Worth the Risk(100)



Please take care of yourself.

Love,

Sidney



I stare at the letter. At her penmanship, which is curvy and perfect just like her. I read it over again and have to turn my back to Luke so he doesn’t see what it looks like for a woman to bring a man to his knees like Sidney just did.

Holy shit. She really left.





My first night back in my penthouse, and it feels nothing like when I left it.

It’s cold.

It’s empty.

I curl my knees up into Grayson’s shirt that I took with me, and I cry myself to sleep.





Him texting me was inevitable, but when he finally does three days later, it’s crippling.



Grayson: You left without saying goodbye.



I stare at his text for the longest time, trying to figure out how to take it. Is he angry? Is he surprised? Is he disbelieving?



Me: I thought we had already said goodbye.



Grayson: You didn’t even tell me you were leaving early . . . but you told Luke?



Me: I didn’t want him to think I abandoned him. That was very important to me. And you? It was just easier this way.



Grayson: Easier for who?



Me: You. Me. I don’t really know anymore.



Grayson: Neither do I.



I stare at my phone—so many words I need to say, his voice the one thing I desperately want to hear—and I close my eyes as I remember everything about him.



Me: I’m sorry.



Grayson: So am I.



Clutching my phone to my chest, I squeeze my eyes shut and don’t even bother to fight the tears.

Distance doesn’t make the heart grow fonder.

Distance makes you want the person more.

Distance makes you realize just what the hell you are missing.

That wrecking ball didn’t do me any damn favors.

Deep breath. This will get easier in time.

It has to because, right now, this sucks.





My chest burns.

I focus on my breathing. On the cadence of my steps. But it doesn’t matter how fast I run or how much distance I cover because her goddamn letter is on repeat in my mind.

Just like it was last night. And the night before that. And on and on.

Fuck.

She’ll be back in a week, my ass.

The Kraft house is empty. All her stuff is gone. The vase where she kept the dead flowers she didn’t realize I’d noticed has been emptied. The hose she’d always leave stretched across the drive is rolled up on its hook. The blinds on the house are pulled closed.

She’s gone for good.

And I’m running. I run. Because I’m being a dick to everyone around me, taking this out on Luke with a short temper when it’s no one’s fault but my own. When I’m the only one who can fix this. But I can’t until I make sure my head’s as straight as it can be.

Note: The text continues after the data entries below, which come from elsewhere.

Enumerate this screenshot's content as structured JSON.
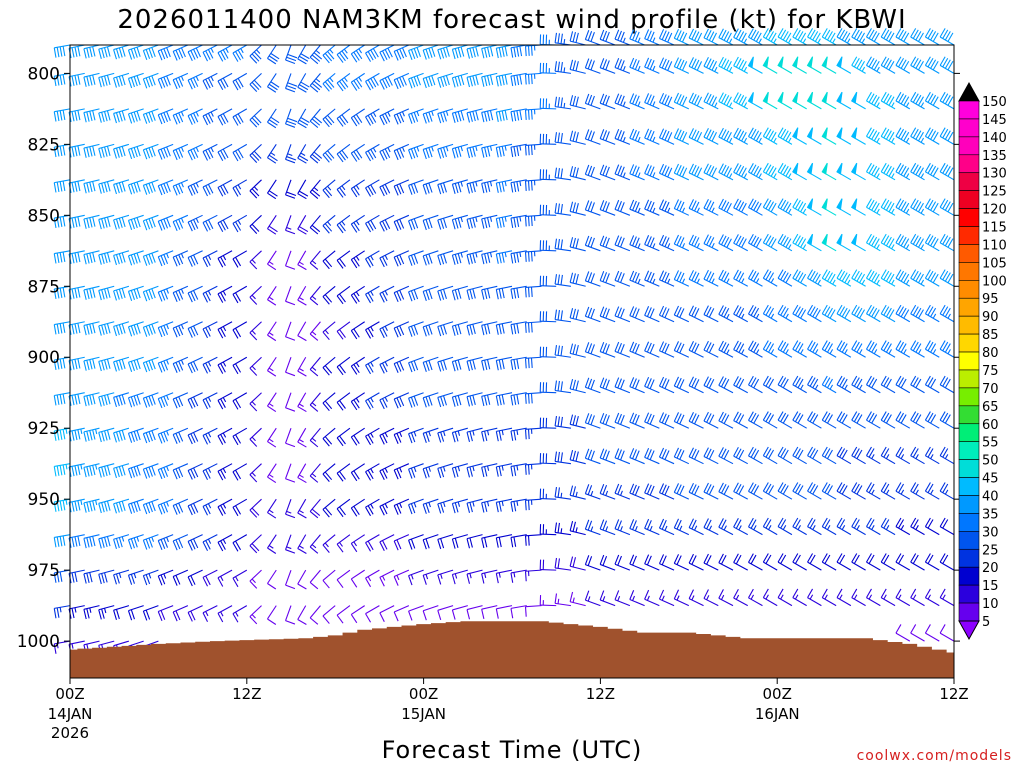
{
  "chart_data": {
    "type": "wind-barb time-height",
    "title": "2026011400 NAM3KM forecast wind profile (kt) for KBWI",
    "xlabel": "Forecast Time (UTC)",
    "credit": "coolwx.com/models",
    "y_ticks": [
      800,
      825,
      850,
      875,
      900,
      925,
      950,
      975,
      1000
    ],
    "ylim": [
      790,
      1013
    ],
    "y_unit": "hPa",
    "x_ticks": [
      {
        "hour": 0,
        "label": "00Z",
        "date": "14JAN",
        "year": "2026"
      },
      {
        "hour": 12,
        "label": "12Z",
        "date": "",
        "year": ""
      },
      {
        "hour": 24,
        "label": "00Z",
        "date": "15JAN",
        "year": ""
      },
      {
        "hour": 36,
        "label": "12Z",
        "date": "",
        "year": ""
      },
      {
        "hour": 48,
        "label": "00Z",
        "date": "16JAN",
        "year": ""
      },
      {
        "hour": 60,
        "label": "12Z",
        "date": "",
        "year": ""
      }
    ],
    "xlim": [
      0,
      60
    ],
    "pressure_levels": [
      790,
      800,
      812.5,
      825,
      837.5,
      850,
      862.5,
      875,
      887.5,
      900,
      912.5,
      925,
      937.5,
      950,
      962.5,
      975,
      987.5,
      1000
    ],
    "wind_speed_anchors": [
      {
        "hour": 0,
        "speeds": [
          40,
          40,
          40,
          40,
          40,
          40,
          40,
          40,
          40,
          40,
          42,
          45,
          45,
          45,
          40,
          30,
          25,
          15
        ]
      },
      {
        "hour": 6,
        "speeds": [
          40,
          40,
          40,
          40,
          40,
          40,
          40,
          40,
          40,
          40,
          38,
          38,
          38,
          38,
          35,
          25,
          20,
          15
        ]
      },
      {
        "hour": 12,
        "speeds": [
          35,
          30,
          30,
          30,
          25,
          25,
          20,
          20,
          20,
          20,
          20,
          20,
          20,
          20,
          20,
          15,
          15,
          10
        ]
      },
      {
        "hour": 15,
        "speeds": [
          30,
          30,
          30,
          25,
          20,
          15,
          10,
          10,
          10,
          10,
          10,
          10,
          10,
          15,
          15,
          10,
          10,
          5
        ]
      },
      {
        "hour": 18,
        "speeds": [
          35,
          35,
          30,
          30,
          25,
          25,
          20,
          20,
          15,
          20,
          20,
          20,
          20,
          20,
          15,
          10,
          10,
          5
        ]
      },
      {
        "hour": 24,
        "speeds": [
          40,
          40,
          35,
          35,
          30,
          30,
          30,
          30,
          30,
          30,
          30,
          25,
          25,
          25,
          20,
          15,
          10,
          5
        ]
      },
      {
        "hour": 30,
        "speeds": [
          40,
          40,
          40,
          35,
          35,
          35,
          35,
          30,
          30,
          30,
          30,
          25,
          25,
          25,
          20,
          15,
          10,
          5
        ]
      },
      {
        "hour": 36,
        "speeds": [
          30,
          30,
          30,
          30,
          30,
          30,
          30,
          30,
          30,
          30,
          30,
          30,
          30,
          25,
          25,
          20,
          15,
          10
        ]
      },
      {
        "hour": 42,
        "speeds": [
          40,
          40,
          40,
          40,
          40,
          35,
          35,
          35,
          30,
          30,
          30,
          30,
          30,
          30,
          25,
          20,
          15,
          10
        ]
      },
      {
        "hour": 48,
        "speeds": [
          45,
          50,
          50,
          45,
          45,
          40,
          40,
          35,
          35,
          35,
          30,
          30,
          30,
          30,
          25,
          20,
          15,
          10
        ]
      },
      {
        "hour": 52,
        "speeds": [
          45,
          50,
          50,
          50,
          50,
          50,
          50,
          45,
          40,
          35,
          35,
          30,
          30,
          30,
          25,
          20,
          15,
          10
        ]
      },
      {
        "hour": 56,
        "speeds": [
          40,
          40,
          45,
          45,
          45,
          45,
          45,
          45,
          40,
          35,
          30,
          30,
          25,
          25,
          25,
          20,
          15,
          10
        ]
      },
      {
        "hour": 60,
        "speeds": [
          40,
          40,
          40,
          40,
          40,
          40,
          40,
          40,
          35,
          35,
          30,
          30,
          25,
          25,
          20,
          20,
          15,
          10
        ]
      }
    ],
    "wind_direction_anchors": [
      {
        "hour": 0,
        "deg": 260
      },
      {
        "hour": 12,
        "deg": 240
      },
      {
        "hour": 15,
        "deg": 200
      },
      {
        "hour": 18,
        "deg": 230
      },
      {
        "hour": 24,
        "deg": 250
      },
      {
        "hour": 31,
        "deg": 260
      },
      {
        "hour": 36,
        "deg": 290
      },
      {
        "hour": 48,
        "deg": 300
      },
      {
        "hour": 60,
        "deg": 300
      }
    ],
    "surface_pressure": [
      {
        "hour": 0,
        "p": 1003
      },
      {
        "hour": 6,
        "p": 1001
      },
      {
        "hour": 10,
        "p": 1000
      },
      {
        "hour": 16,
        "p": 999
      },
      {
        "hour": 18,
        "p": 998
      },
      {
        "hour": 20,
        "p": 996
      },
      {
        "hour": 24,
        "p": 994
      },
      {
        "hour": 27,
        "p": 993
      },
      {
        "hour": 32,
        "p": 993
      },
      {
        "hour": 36,
        "p": 995
      },
      {
        "hour": 39,
        "p": 997
      },
      {
        "hour": 42,
        "p": 997
      },
      {
        "hour": 46,
        "p": 999
      },
      {
        "hour": 54,
        "p": 999
      },
      {
        "hour": 57,
        "p": 1001
      },
      {
        "hour": 60,
        "p": 1004
      }
    ],
    "colorbar": {
      "levels": [
        5,
        10,
        15,
        20,
        25,
        30,
        35,
        40,
        45,
        50,
        55,
        60,
        65,
        70,
        75,
        80,
        85,
        90,
        95,
        100,
        105,
        110,
        115,
        120,
        125,
        130,
        135,
        140,
        145,
        150
      ],
      "colors": [
        "#8c00ff",
        "#6600ee",
        "#2b00dd",
        "#0000d0",
        "#0033e0",
        "#0055ee",
        "#0077ff",
        "#0099ff",
        "#00bbff",
        "#00ddd8",
        "#00eebb",
        "#00ee77",
        "#33dd33",
        "#77ee00",
        "#bbee00",
        "#ffff00",
        "#ffd700",
        "#ffbb00",
        "#ffa500",
        "#ff8c00",
        "#ff7700",
        "#ff5a00",
        "#ff2a00",
        "#ff0000",
        "#ee0022",
        "#ee0044",
        "#ff0088",
        "#ff00bb",
        "#ff00cc",
        "#ff00dd"
      ],
      "top_color": "#000000"
    },
    "colors": {
      "terrain": "#a0522d",
      "background": "#ffffff",
      "credit": "#d62020"
    }
  }
}
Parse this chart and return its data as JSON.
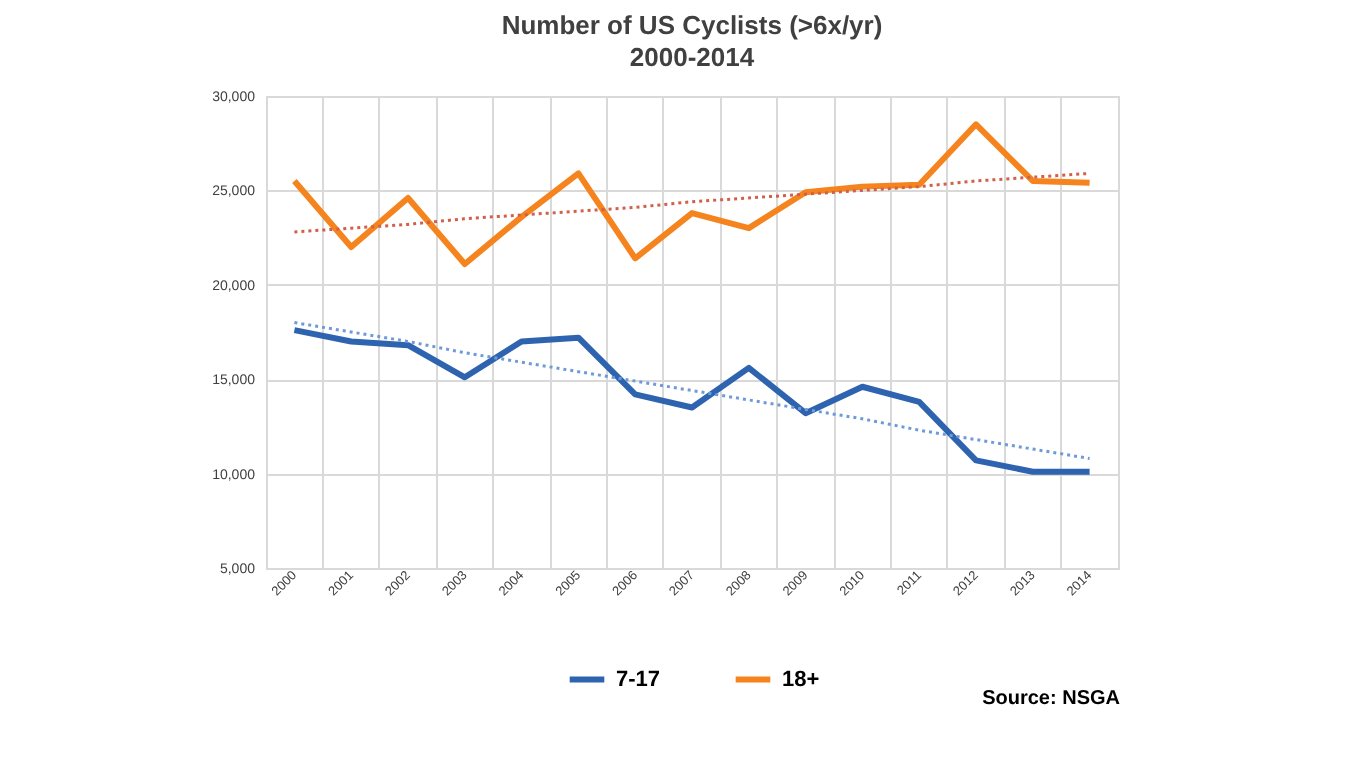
{
  "chart_data": {
    "type": "line",
    "title": "Number of US Cyclists (>6x/yr)",
    "subtitle": "2000-2014",
    "categories": [
      "2000",
      "2001",
      "2002",
      "2003",
      "2004",
      "2005",
      "2006",
      "2007",
      "2008",
      "2009",
      "2010",
      "2011",
      "2012",
      "2013",
      "2014"
    ],
    "series": [
      {
        "name": "7-17",
        "color": "#2e63b0",
        "line_style": "solid",
        "values": [
          17600,
          17000,
          16800,
          15100,
          17000,
          17200,
          14200,
          13500,
          15600,
          13200,
          14600,
          13800,
          10700,
          10100,
          10100
        ]
      },
      {
        "name": "18+",
        "color": "#f5841f",
        "line_style": "solid",
        "values": [
          25500,
          22000,
          24600,
          21100,
          23600,
          25900,
          21400,
          23800,
          23000,
          24900,
          25200,
          25300,
          28500,
          25500,
          25400
        ]
      },
      {
        "type": "line",
        "color": "#6e9bd8",
        "line_style": "dotted",
        "values": [
          18000,
          17500,
          17000,
          16400,
          15900,
          15400,
          14900,
          14400,
          13900,
          13400,
          12900,
          12300,
          11800,
          11300,
          10800
        ]
      },
      {
        "type": "line",
        "color": "#d0604a",
        "line_style": "dotted",
        "values": [
          22800,
          23000,
          23200,
          23500,
          23700,
          23900,
          24100,
          24400,
          24600,
          24800,
          25000,
          25200,
          25500,
          25700,
          25900
        ]
      }
    ],
    "ylim": [
      5000,
      30000
    ],
    "yticks": [
      {
        "value": 5000,
        "label": "5,000"
      },
      {
        "value": 10000,
        "label": "10,000"
      },
      {
        "value": 15000,
        "label": "15,000"
      },
      {
        "value": 20000,
        "label": "20,000"
      },
      {
        "value": 25000,
        "label": "25,000"
      },
      {
        "value": 30000,
        "label": "30,000"
      }
    ],
    "grid": true,
    "legend": "bottom",
    "annotations": [
      "Source: NSGA"
    ]
  }
}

I run until I can’t run anymore. Until the lactic acid makes my muscles seize and my lungs can’t catch air fast enough. It’s only then that I collapse on the side of the track of Sunnyville High School and just lie there with my arm hooked over my eyes and my body exhausted in every way possible.

“I haven’t seen you run in years.” I should have known he’d find me here. I should have known he’d be the one to notice. “Not since before . . .”

Not since Claire left me, he means.

“Leave it, Dad,” I huff, but I don’t uncover my eyes, even though I know he’s leaning over me, blocking the sun for me.

“Nah. Not this time. I’ve left it for too damn long.”

“I’m not in the mood.”

“Yeah, well, neither am I. I’m not in the mood to watch my son suffer any more than he’s already suffered when the answer’s right in front of his damn nose.”

“Christ.”

“You’re going to need a lot more than Christ, son, if you don’t straighten up and listen when I tell you you’re being a total dumbass for letting that woman walk out without a fight.”

“It’s none of your business, Dad.”

“Like hell it isn’t. You’re my business. Luke’s my business.”

“She left. Can’t fight for someone who didn’t stay.”

He mutters something under his breath, and I’m pretty sure he was calling me something. “Of course she left. I didn’t see you fighting for her. Did you ask her to stay?”

“No.”

“Why not?”

“It’s complicated.” I move my arm just enough that I can peek up at him. He’s standing over me, hands on his hips, and that look that says, “I’m the chief of police, you’ll do as I say,” written all over him.

“That’s a bullshit excuse. Most of the time, life is complicated. Life is putting yourself on the line and taking your chances.”

I snort. “Been there. Done that. Been burned.”

“That was eight years ago. Don’t you think you’ve changed? Matured? Grown into a better man? Don’t you think you deserve a second shot at happiness? I think you do.” He sighs and shakes his head. “Look, it’s honorable that you try to be all Luke needs, but someday, he’s going to grow up, move out, have a life of his own . . . then where will you be? Alone.”